Este sumário ajuda-nos, por um lado, a esclarecer o sentido e o contexto desta contra-história da filosofia, com o ensejo de revisitar autores e textos silenciados, ou ainda de questionar as versões interpretativas dominantes; com efeito, os textos que se reúnem na referida série resultam da sua atividade docente, e por eles passaram já o cínico Diógenes, “o Cão”, que arremetia contra os bons costumes, o Montaigne hedonista, o pagão e dionisíaco Cyrano de Bergerac, o antropocentrista radical D’Holbach, entre tantos outros, assim como visaram já o vivaz protesto contra as propostas e as interpretações dominantes de Freud ou de Sartre. Esta atitude polemista tem-lhe valido, é certo, um cruzamento vital com uma série de ironias: o sucesso comercial da sua obra é avassalador, tendo em conta a realidade do mercado do texto filosófico, e a sua presença mediática é enorme, em grande medida em virtude justamente da sua veia polemista de propalação contracultural que é bem um modo de encetar um caminho dependente de uma lógica canónica instalada e de que afinal se serve, como revela a proliferação de prefixos de negação e oposição nos seus títulos.

A ordem libertária de Quixote

Talvez por isso acabe frequentemente por se ficar por um meio-termo de que a defesa de uma “ordem libertária” é bem a expressão. Essa ordem libertária, mais até do que em Proudhon, fá-la radicar na figura de Dom Quixote – ou no quixotismo como princípio, mas um quixotismo afinal moderado pelo elogio do materialismo que erroneamente não encontra no cavaleiro, numa reincidência do dualismo já mencionado. Esse quixotismo surge como princípio de voluntarismo e de fé (como fora já para Unamuno) de horizonte ético: contra um mundo desprovido de sentido, em que os exemplos de injustiças se multiplicam, um delirante pseudo-cavaleiro de fraca figura reivindica a honra, a renúncia, a degradação e o horror, num agonismo perpétuo de um autêntico exilado, como o descreve Onfray, como aquele que se sente perpetuamente estrangeiro perante uma realidade repulsiva, excitado de leituras

Onfray revisita o texto cervantino descortinando nele o princípio de uma “religião do ideal”, a “paixão furiosa pelas ideias em detrimento da realidade”, com certo humor e um muito pouco académico estilo prenhe de assertividade, revelando a admiração pela modernidade de uma figura em denegação, incapaz de reconhecer a verdade dos outros.

Embora aborde esse individualismo heróico (dele falara já Ortega y Gasset e também Unamuno, sublinhando, como o francês, aquele “Eu sei quem sou!” do cavaleiro), Onfray denuncia não ser insensível à visão depreciativa associada ao quixotismo, tão comum atualmente, não levando nunca a cabo uma apropriação tão radical como aquela que subjaz ao quixotismo de um Miguel de Unamuno, que bem mereceria uma revisitação, no quadro atual.

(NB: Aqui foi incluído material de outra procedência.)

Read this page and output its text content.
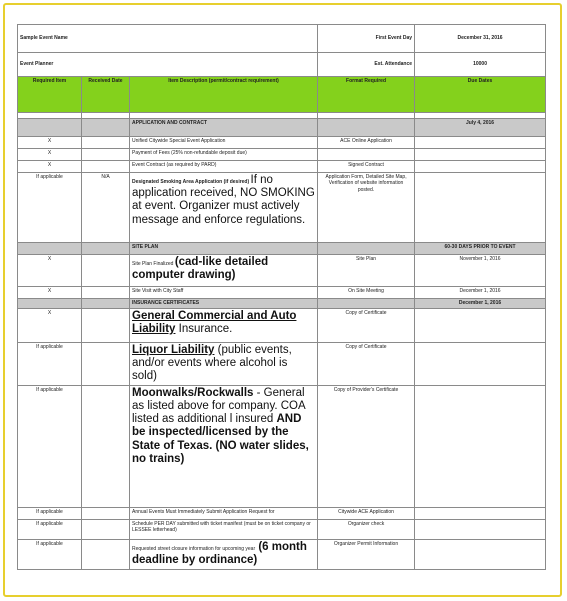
Sample Event Name			First Event Day	December 31, 2016
Event Planner			Est. Attendance	10000
Required Item	Received Date	Item Description (permit/contract requirement)	Format Required	Due Dates

		APPLICATION AND CONTRACT		July 4, 2016
X		Unified Citywide Special Event Application	ACE Online Application	
X		Payment of Fees (25% non-refundable deposit due)		
X		Event Contract (as required by PARD)	Signed Contract	
If applicable	N/A	Designated Smoking Area Application (if desired) If no application received, NO SMOKING at event. Organizer must actively message and enforce regulations.	Application Form, Detailed Site Map, Verification of website information posted.	
		SITE PLAN		60-30 DAYS PRIOR TO EVENT
X		Site Plan Finalized (cad-like detailed computer drawing)	Site Plan	November 1, 2016
X		Site Visit with City Staff	On Site Meeting	December 1, 2016
		INSURANCE CERTIFICATES		December 1, 2016
X		General Commercial and Auto Liability Insurance.	Copy of Certificate	
If applicable		Liquor Liability (public events, and/or events where alcohol is sold)	Copy of Certificate	
If applicable		Moonwalks/Rockwalls - General as listed above for company. COA listed as additional l insured AND be inspected/licensed by the State of Texas. (NO water slides, no trains)	Copy of Provider's Certificate	
If applicable		Annual Events Must Immediately Submit Application Request for	Citywide ACE Application	
If applicable		Schedule PER DAY submitted with ticket manifest (must be on ticket company or LESSEE letterhead)	Organizer check	
If applicable		Requested street closure information for upcoming year (6 month deadline by ordinance)	Organizer Permit Information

Nele descobriríamos, naturalmente com mais assertividade do que em Onfray, a defesa do idealismo espanhol (que Pascoaes, influenciado por Unamuno, associava ao nosso Saudosismo) contra o racionalismo europeu, o elogio da afinalidade do prazer e da luta, animados em si mesmos por uma força vital, a postulação da arbitrariedade da imaginação ao serviço da realização do indivíduo, acima de toda e qualquer outra coisa, a extraordinária aventura do quixotismo como inabalável fé no impreciso, no não matemático, no não dado, como força do criado, transformando pouco a pouco o mundo apenas por, como Alonso Quijano, levar a leitura a sério, viver como se fosse nos livros.